En esas estábamos. Yo pensaba en la noche que pasaría en medio de los cerros, solos, con Sil­via… «Si hace falta, me bajo y empujo», me decía. Entonces ocurrió. Fue después de una curva, donde la ruta se estrechaba bastante y se abría a un preci­picio, justo al fondo de una bajada, como en el fondo de un pozo entre dos cerros. Había un hom­bre al borde de la ruta haciendo señas.

―¡Reutemann! ¿Reutemann? ¡Sí, es Reute­mann! ―grité.

―¡Sí, es Reutemann! ―gritó Silvia.

Iba vestido con traje de piloto en el que pre­dominaba el blanco. Justo atrás se veía un coche inclinado sobre el precipicio. La parte de adelante no se alcanzaba a ver. Nos detuvimos. Reutemann se acercó a mi ventanilla:

―¿Hay un teléfono por acá cerca? ―yo le mi­raba la cara y no lo podía creer. Era la cara de las revistas, y ahora la tenía ahí, del lado de afuera de la ventanilla del Gordini, medio agachado, con una mano sin guante apoyada sobre la puerta. Tenía un logotipo amarillo de una marca de aceite de motor, me acuerdo.

―En la hostería, en San Javier. Lo único ―dije. Reutemann se enderezó y por un instante solo le vi el cuerpo y el cuello. El logotipo amarillo se repetía en varias partes del traje. Creo que murmuró: «La puta madre…» Le iba a preguntar qué le había pasado, si estaba herido o algo, pero justo se volvió a agachar, enmarcándose de nuevo en la ventanilla del Gordini. Dijo:

―¿Está lejos? ―Tenía una voz rara, un poco nasal.

―Unos veinte kilómetros serán.

―Entonces me tienen que llevar.

―¿Cómo hacemos? ―le pregunté. Justo ahí la miré a Silvia. Habrá sido un segundo, suficiente para la confusión. Yo le preguntaba a él, al ídolo mundial de las revistas, al subcampeón del mundo, al hombre de las grandes hazañas, al piloto de rally que acababa de tener un accidente en un recono­cimiento del tramo y que estaba ahí, necesitán­dome a mí y al Renault Gordini de mi viejo, modelo 1970, color naranja. Pero me respondió Silvia. Creo que él no la oyó cuando dijo: «Yo ni en pedo me quedo acá sola».
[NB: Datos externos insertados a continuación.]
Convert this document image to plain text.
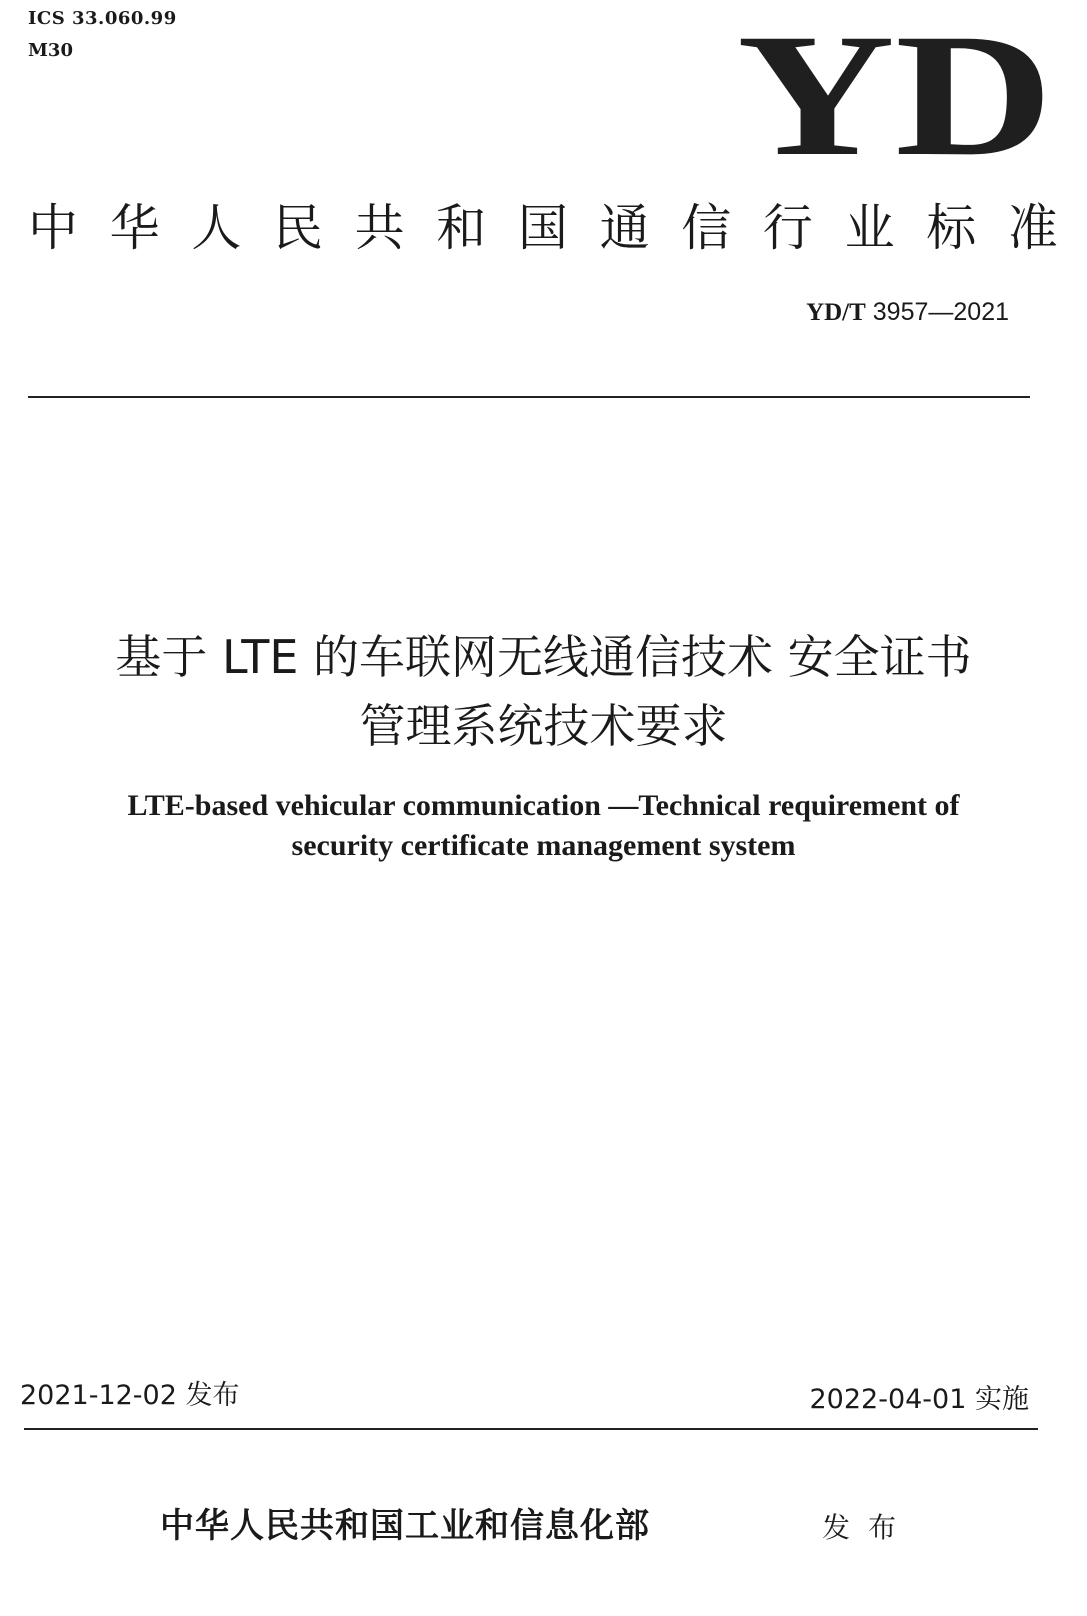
ICS 33.060.99
M30	YD
中 华 人 民 共 和 国 通 信 行 业 标 准
YD/T 3957—2021
基于 LTE 的车联网无线通信技术 安全证书
管理系统技术要求
LTE-based vehicular communication —Technical requirement of
security certificate management system
2021-12-02 发布	2022-04-01 实施
中华人民共和国工业和信息化部	发布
A Silvia no la podía dejar, era evidente. «¿Y si vamos los tres?», pensé. Imposible. Tenía que ba­jarme yo, no había otra alternativa. Ya digo que habrá ocurrido todo en medio minuto, pero yo sentía que era una eternidad, y en esa eternidad se me pasaron imágenes de mi habitación, de las pa­redes llenas de fotos del Lole Reutemann, y las fatídicas palabras de mi viejo, «con tres, no sube». Por un instante me imaginé la escena: parado en medio de la nada, junto a un coche de carreras roto, viendo alejarse mi Godini y mi novia con un tipo famoso al volante. ¡Se llevaba mis dos amores! Y después recuperar el Gordini, los periodistas, mi viejo… ¡Los planes de esa noche perdidos!
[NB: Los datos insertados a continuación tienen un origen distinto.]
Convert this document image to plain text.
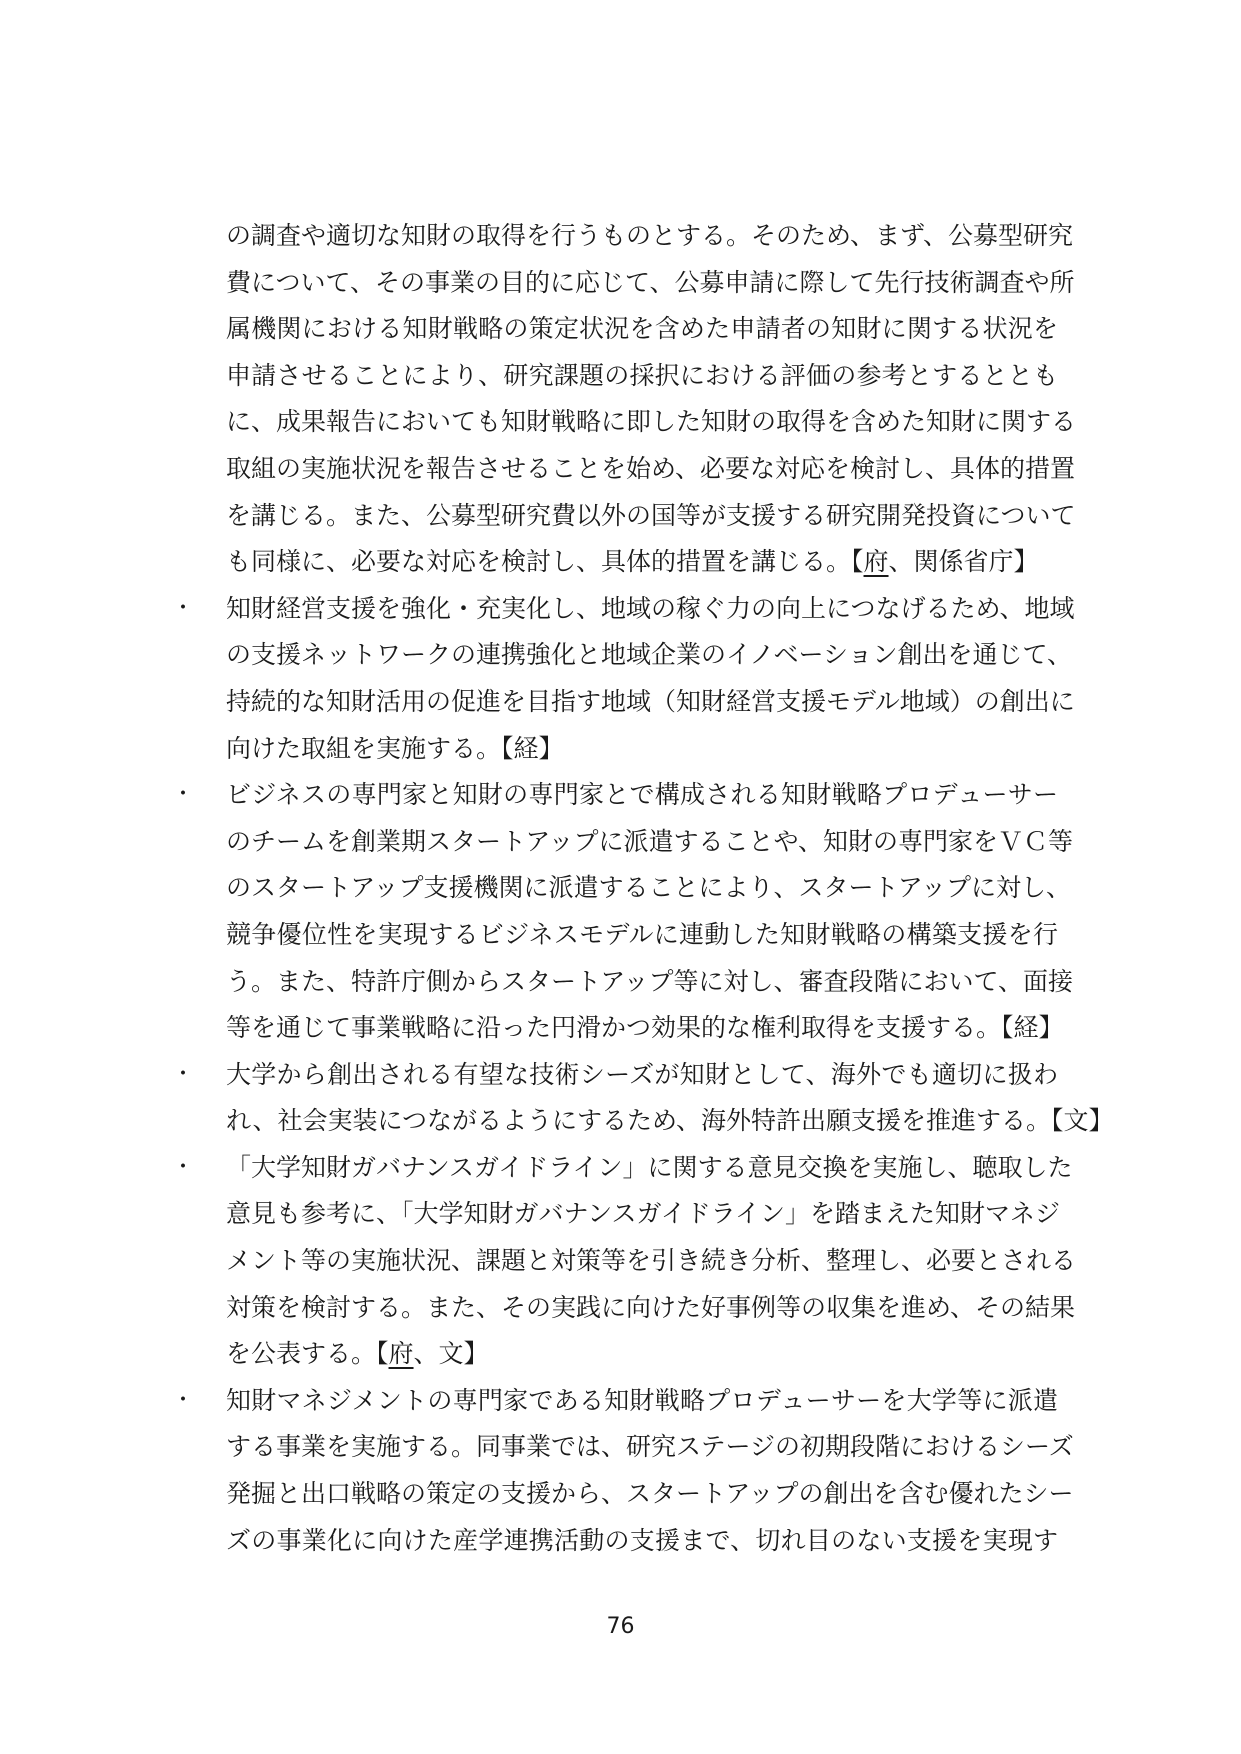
の調査や適切な知財の取得を行うものとする。そのため、まず、公募型研究
費について、その事業の目的に応じて、公募申請に際して先行技術調査や所
属機関における知財戦略の策定状況を含めた申請者の知財に関する状況を
申請させることにより、研究課題の採択における評価の参考とするととも
に、成果報告においても知財戦略に即した知財の取得を含めた知財に関する
取組の実施状況を報告させることを始め、必要な対応を検討し、具体的措置
を講じる。また、公募型研究費以外の国等が支援する研究開発投資について
も同様に、必要な対応を検討し、具体的措置を講じる。【府、関係省庁】
・ 知財経営支援を強化・充実化し、地域の稼ぐ力の向上につなげるため、地域
の支援ネットワークの連携強化と地域企業のイノベーション創出を通じて、
持続的な知財活用の促進を目指す地域（知財経営支援モデル地域）の創出に
向けた取組を実施する。【経】
・ ビジネスの専門家と知財の専門家とで構成される知財戦略プロデューサー
のチームを創業期スタートアップに派遣することや、知財の専門家をＶＣ等
のスタートアップ支援機関に派遣することにより、スタートアップに対し、
競争優位性を実現するビジネスモデルに連動した知財戦略の構築支援を行
う。また、特許庁側からスタートアップ等に対し、審査段階において、面接
等を通じて事業戦略に沿った円滑かつ効果的な権利取得を支援する。【経】
・ 大学から創出される有望な技術シーズが知財として、海外でも適切に扱わ
れ、社会実装につながるようにするため、海外特許出願支援を推進する。【文】
・ 「大学知財ガバナンスガイドライン」に関する意見交換を実施し、聴取した
意見も参考に、「大学知財ガバナンスガイドライン」を踏まえた知財マネジ
メント等の実施状況、課題と対策等を引き続き分析、整理し、必要とされる
対策を検討する。また、その実践に向けた好事例等の収集を進め、その結果
を公表する。【府、文】
・ 知財マネジメントの専門家である知財戦略プロデューサーを大学等に派遣
する事業を実施する。同事業では、研究ステージの初期段階におけるシーズ
発掘と出口戦略の策定の支援から、スタートアップの創出を含む優れたシー
ズの事業化に向けた産学連携活動の支援まで、切れ目のない支援を実現す
76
―Manejo yo ―contestó Carlos Alberto Reu­temann.

―No, mejor manejo yo ―le corregí.

Puse primera y arranqué como un campeón. Ni autógrafo, ni la mano, ni una foto con él, ni una conversación, ni siquiera un tiempo compartido con mi máximo ídolo, con el ídolo de todo un país. No quise mirar por el retrovisor.

Había perdido la gran oportunidad, pero no me arrepiento.